La primera vez que oí hablar del nu shu fue mientras escribía una reseña de Aching for beauty, de Wang Ping, para Los Angeles Times. El nu shu y la cultura que había detrás me intrigaron y me obsesionaron. Descubrí que se habían conservado muy pocos documentos de nu shu -cartas, historias, telas y bordados-, pues la mayoría se quemaban en la tumba por motivos prácticos y metafísicos. En los años treinta, los soldados japoneses destruyeron muchas piezas que se habían conservado como reliquias de familia. Durante la Revolución Cultural, la ferviente Guardia Roja quemó más textos y luego prohibió a las mujeres que asistieran a celebraciones religiosas y realizaran el peregrinaje anual al templo de Gupo. En los años posteriores, el rigor de la Oficina de Seguridad Pública redujo aún más el interés por aprender o conservar esa escritura. Durante la segunda mitad del siglo XX el nu shu estuvo a punto de extinguirse al desaparecer las razones básicas por las que lo empleaban las mujeres.

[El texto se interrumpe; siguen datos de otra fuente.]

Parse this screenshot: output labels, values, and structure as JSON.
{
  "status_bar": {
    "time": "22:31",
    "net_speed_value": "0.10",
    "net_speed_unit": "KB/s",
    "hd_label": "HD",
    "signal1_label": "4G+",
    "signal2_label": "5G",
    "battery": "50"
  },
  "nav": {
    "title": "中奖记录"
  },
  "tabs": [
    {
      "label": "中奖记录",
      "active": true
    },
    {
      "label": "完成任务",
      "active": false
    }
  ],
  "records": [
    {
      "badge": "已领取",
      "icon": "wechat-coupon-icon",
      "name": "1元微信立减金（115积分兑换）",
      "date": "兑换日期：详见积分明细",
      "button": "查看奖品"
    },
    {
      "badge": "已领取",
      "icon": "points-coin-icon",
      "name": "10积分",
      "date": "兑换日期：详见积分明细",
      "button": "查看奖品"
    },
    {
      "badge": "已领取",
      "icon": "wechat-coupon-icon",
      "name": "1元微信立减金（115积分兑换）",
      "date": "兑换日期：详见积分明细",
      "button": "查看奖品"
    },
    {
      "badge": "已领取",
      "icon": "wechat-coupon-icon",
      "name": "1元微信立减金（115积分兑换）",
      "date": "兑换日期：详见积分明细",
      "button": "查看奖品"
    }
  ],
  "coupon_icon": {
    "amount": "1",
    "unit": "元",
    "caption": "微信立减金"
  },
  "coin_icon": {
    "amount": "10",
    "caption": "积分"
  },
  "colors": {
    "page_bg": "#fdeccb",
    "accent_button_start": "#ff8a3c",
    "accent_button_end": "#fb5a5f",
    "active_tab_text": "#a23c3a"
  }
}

Después de comunicarme con Michelle Yang, una admiradora de mi obra, por correo electrónico y hablar con ella del nu shu, tuvo la amabilidad de encargarse de investigar y luego transmitirme sus hallazgos en Internet. Eso fue suficiente para que yo empezara a planear un viaje al condado de Jiangyong (antes Yongming), adonde fui en otoño de 2002 gracias a la ayuda que me prestó Paul Moore, de Crown Travel. Cuando llegué, me aseguraron que era la segunda extranjera que visitaba la región, pese a que yo sabía que otros dos habían estado allí, aunque no los hubieran detectado. De todos modos, puedo afirmar que sigue siendo una región de difícil acceso. Por ese motivo debo dar las gracias al señor Li, que no sólo es un estupendo conductor (algo difícil de encontrar en China), sino que además demostró ser muy paciente cuando su coche quedaba encallado en un enfangado camino tras otro mientras íbamos de pueblo en pueblo. Tuve la suerte de contar con Chen Yi Zhong como intérprete. Su simpatía, su disposición para entrar sin avisar en las casas, su dominio del dialecto local, su conocimiento de la historia y la lengua clásicas y su entusiasta interés por el nu shu -cuya existencia ignoraba- contribuyeron a que mi viaje resultara tan fructífero. Él me tradujo conversaciones que oíamos en callejones y cocinas, así como historias escritas en nu shu que se conservaban en el museo del nu shu. (Aprovecho para dar las gracias al director de dicho museo, que no tuvo reparo en abrirme vitrinas y dejarme examinar la colección.) He confiado en la traducción coloquial que hizo Chen de algunos textos, entre ellos el poema de la dinastía Tang que Lirio Blanco y Flor de Nieve se escribían sobre la piel. Como esa región sigue vedada a los extranjeros, teníamos que viajar acompañados de un funcionario del condado, que también se llamaba Chen. Él me abrió muchas puertas y su relación con su querida hija, una criatura inteligente y hermosa, me demostró mejor que cualquier discurso o artículo que la situación de las niñas ha cambiado mucho en China.